How to split male and female voices from an audio file(in c++ or java)

manisha chawla picture manisha chawla · Mar 3, 2009 · Viewed 10.4k times · Source

I want to differentiate betwen the male n female voices in an audio file and seperate them.As an output I want the two voices seperated.Can u please help me out n can the coding be done in java or c++

Answer

thomasrutter picture thomasrutter · Mar 3, 2009

This is potentially a very complicated question, and it is similar to writing your own speech recognition (or identification) algorithm.

You would start by converting the audio into the frequency domain, which is done using a Fast Fourier Transform.

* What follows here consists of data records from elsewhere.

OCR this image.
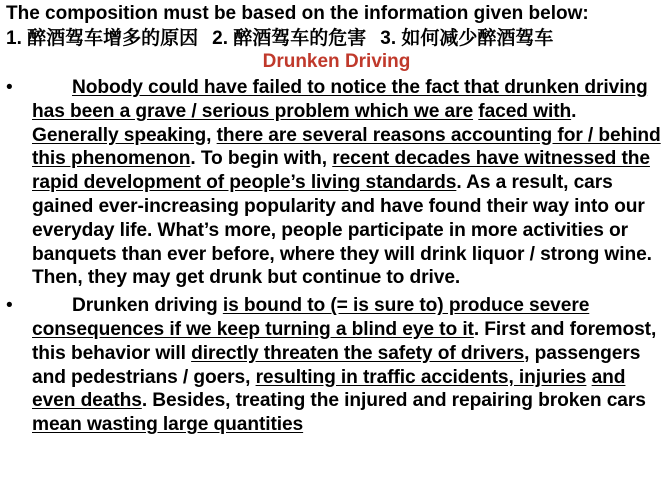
The composition must be based on the information given below:

1. 醉酒驾车增多的原因 2. 醉酒驾车的危害 3. 如何减少醉酒驾车

Drunken Driving

•	Nobody could have failed to notice the fact that drunken driving has been a grave / serious problem which we are faced with. Generally speaking, there are several reasons accounting for / behind this phenomenon. To begin with, recent decades have witnessed the rapid development of people’s living standards. As a result, cars gained ever-increasing popularity and have found their way into our everyday life. What’s more, people participate in more activities or banquets than ever before, where they will drink liquor / strong wine. Then, they may get drunk but continue to drive.
•	Drunken driving is bound to (= is sure to) produce severe consequences if we keep turning a blind eye to it. First and foremost, this behavior will directly threaten the safety of drivers, passengers and pedestrians / goers, resulting in traffic accidents, injuries and even deaths. Besides, treating the injured and repairing broken cars mean wasting large quantities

For each slice in time that you take an FFT, this will give you a list of frequencies and their amplitudes. You will somehow need to detect the fundamental tone by analysing the harmonics. The 2nd and 3rd harmonics will be clearest. It's very hard to figure out which harmonics they are, especially with the background noise and the natural difference between people's voices in terms of which harmonics are loudest. Then you can try to determine if the speaker is male or female by whatever you guessed the fundamental tone to be.

Keep in mind that during many parts of speech like sibilance ('s', 't', etc) there is no tone, just noise. It will need to be pretty intelligent.

Hope that sets you in the right general direction.

Note: if the two voices are simultaneous and you want to separate them cleanly, then this won't help you. I don't believe anyone alive has solved such a problem.